Dr. Oz and Belly Fat Boosters: The Drug Lord of Supplements

It’s a constant problem with Dr. Oz…

He behaves and sounds like a ‘drug lord’ and prescribes supplements as if they were drugs.

Dr. Oz and Belly Fat Boosters

I find it to be irresponsible. In 35 years, I have never tested very many supplements that do as much as Dr. Oz claims they will do. He is misleading people and he needs to take a step back to re-evaluate his role in bringing coherent information to the attention of the public.

If you are going to act on the advice given by this individual, then at least get a second opinion with someone who uses EAV testing equipment. I think you may be surprised by the results.
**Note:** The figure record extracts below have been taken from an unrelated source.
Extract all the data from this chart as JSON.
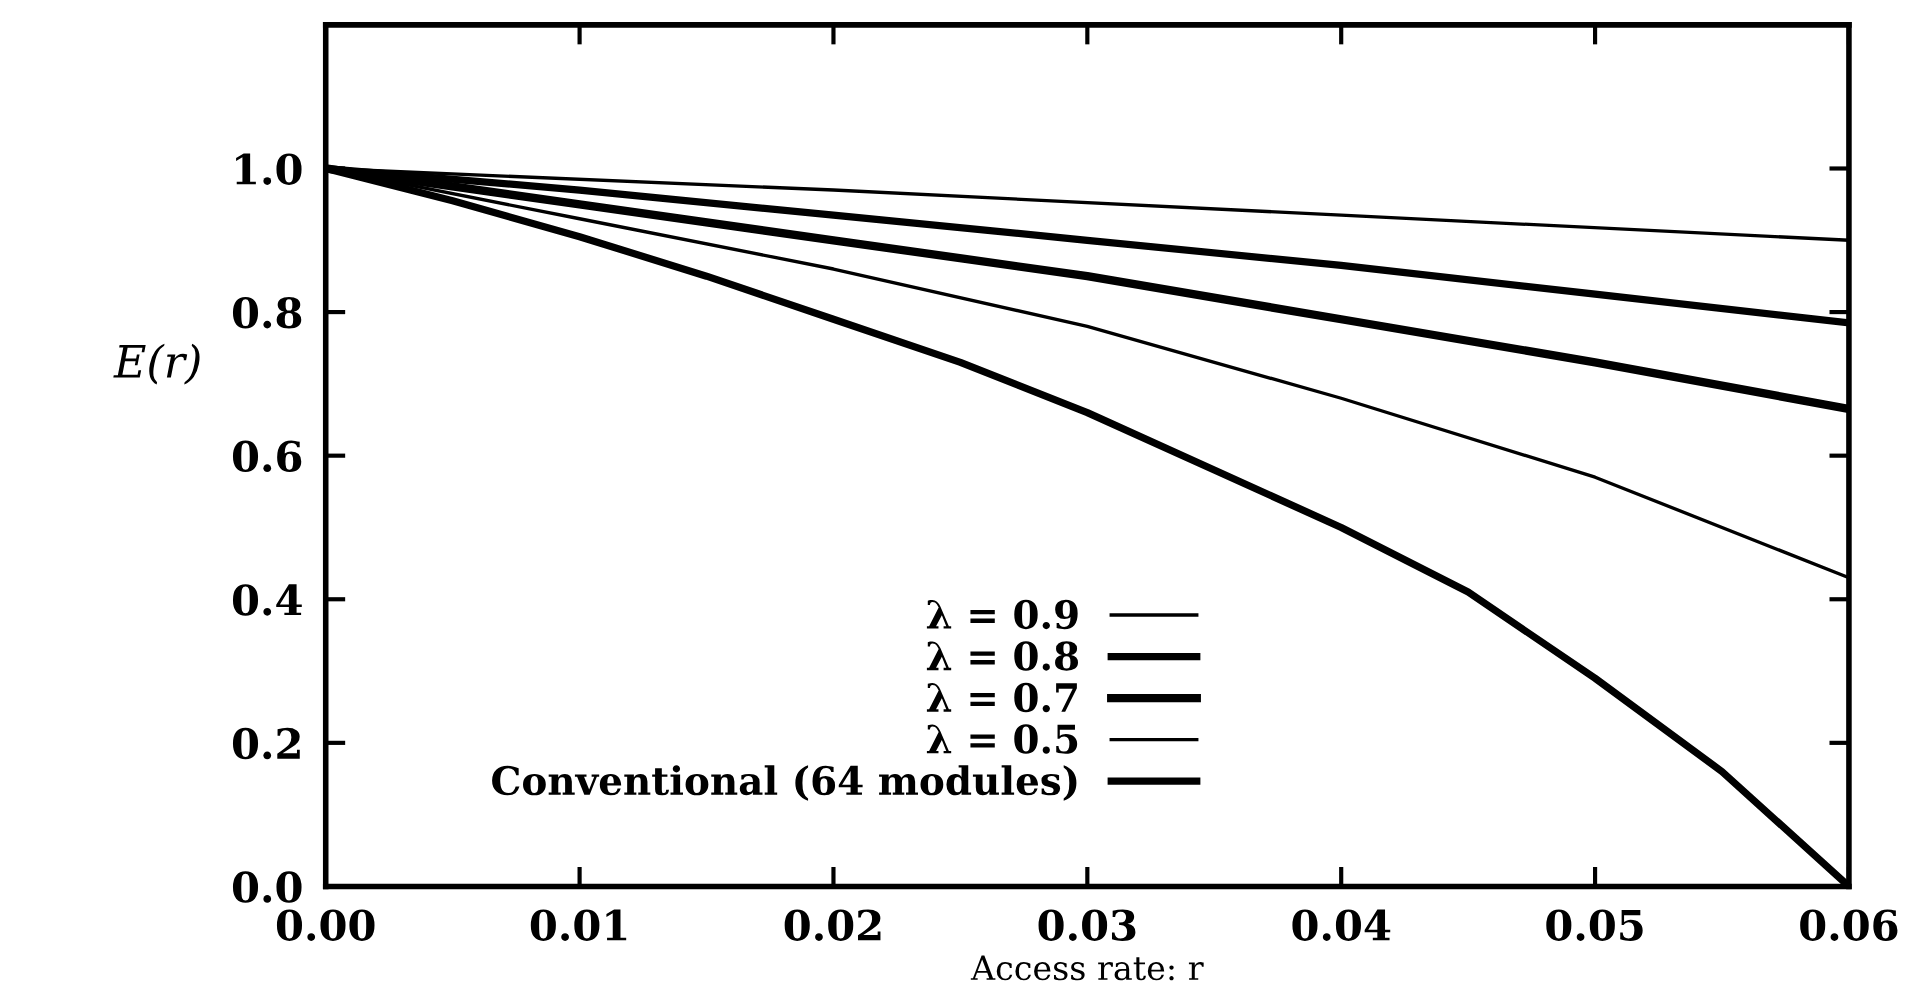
{
  "chart_data": {
    "type": "line",
    "xlabel": "Access rate: r",
    "ylabel": "E(r)",
    "xlim": [
      0,
      0.06
    ],
    "ylim": [
      0,
      1.2
    ],
    "xticks": [
      {
        "value": 0,
        "label": "0.00"
      },
      {
        "value": 0.01,
        "label": "0.01"
      },
      {
        "value": 0.02,
        "label": "0.02"
      },
      {
        "value": 0.03,
        "label": "0.03"
      },
      {
        "value": 0.04,
        "label": "0.04"
      },
      {
        "value": 0.05,
        "label": "0.05"
      },
      {
        "value": 0.06,
        "label": "0.06"
      }
    ],
    "yticks": [
      {
        "value": 0,
        "label": "0.0"
      },
      {
        "value": 0.2,
        "label": "0.2"
      },
      {
        "value": 0.4,
        "label": "0.4"
      },
      {
        "value": 0.6,
        "label": "0.6"
      },
      {
        "value": 0.8,
        "label": "0.8"
      },
      {
        "value": 1,
        "label": "1.0"
      }
    ],
    "grid": false,
    "legend": "bottom",
    "marker": "none",
    "line_style": "solid",
    "series": [
      {
        "name": "λ = 0.9",
        "color": "#000000",
        "x": [
          0,
          0.02,
          0.04,
          0.06
        ],
        "values": [
          1,
          0.97,
          0.935,
          0.9
        ]
      },
      {
        "name": "λ = 0.8",
        "color": "#000000",
        "x": [
          0,
          0.01,
          0.02,
          0.03,
          0.04,
          0.05,
          0.06
        ],
        "values": [
          1,
          0.97,
          0.935,
          0.9,
          0.865,
          0.825,
          0.785
        ]
      },
      {
        "name": "λ = 0.7",
        "color": "#000000",
        "x": [
          0,
          0.01,
          0.02,
          0.03,
          0.04,
          0.05,
          0.06
        ],
        "values": [
          1,
          0.95,
          0.9,
          0.85,
          0.79,
          0.73,
          0.665
        ]
      },
      {
        "name": "λ = 0.5",
        "color": "#000000",
        "x": [
          0,
          0.01,
          0.02,
          0.03,
          0.04,
          0.05,
          0.06
        ],
        "values": [
          1,
          0.93,
          0.86,
          0.78,
          0.68,
          0.57,
          0.43
        ]
      },
      {
        "name": "Conventional (64 modules)",
        "color": "#000000",
        "x": [
          0,
          0.005,
          0.01,
          0.015,
          0.02,
          0.025,
          0.03,
          0.035,
          0.04,
          0.045,
          0.05,
          0.055,
          0.06
        ],
        "values": [
          1,
          0.955,
          0.905,
          0.85,
          0.79,
          0.73,
          0.66,
          0.58,
          0.5,
          0.41,
          0.29,
          0.16,
          0.0
        ]
      }
    ]
  }
}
It’s as if he is setting you up with a buffet of supplements with 500 mg. here and 100 mg. there…twice a day for this and three times a day for that. It gives nutritional science a bad name…

Before you take DHEA (7 keto) and the other belly fat busters mentioned on the show today, you need to do more to research one or the other for yourself, rather than going into uncharted territory blind.
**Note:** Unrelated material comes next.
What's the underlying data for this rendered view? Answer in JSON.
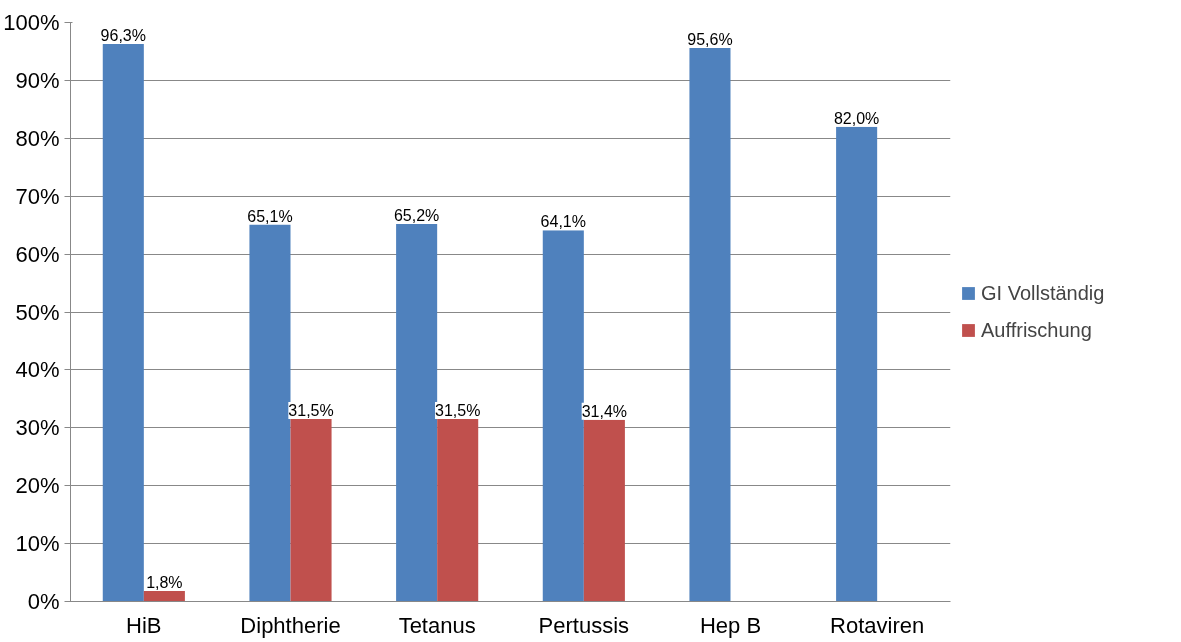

No one in their right mind takes saffron or caraway seeds as a supplement…they cook with these substances. Even the supplement derived from a plant in the mint family is better consumed as a plant – not a pill.

If I were to take one day’s worth of supplements that Dr. Oz says will do so much for me – selling it like a used car salesman – I would be bloated, filled with gas, and experiencing digestive upset.

Deepak Chopra is on his way to catching up with Dr. oz in the bad reputation department. He approaches Adaptogens like a pharmaceutical, too. He treats meditation as a cure for the physical dimension before admitting that until you ‘change your mind’, your body will not heal, No number of minutes and breaths a day or Sanskrit mantras will do the work that Consciousness must do. he’s not giving you the full picture, most likely because he doesn’t possess it himself. His methods are but a distraction…

Later Dr. Oz finished his day’s deal-making by suggesting that you eat a cereal for breakfast, a lunch with sauerkraut, and some miso soup.

The sauerkraut and other fermented foods are OK, but never settle for instant miso soup as oz implied…it’s not the same. You make miso soup from miso paste and water, adding scallions, tofu, and other healthy ingredients as you wish. Dr. Oz seems to think that there is added salt, but that’s not true. Does he even drink miso soup?

By the way…Boswellia for joint health is better when used in the form of an Essential Oil, not a supplement. But it would take more than an MD behind your name to know that!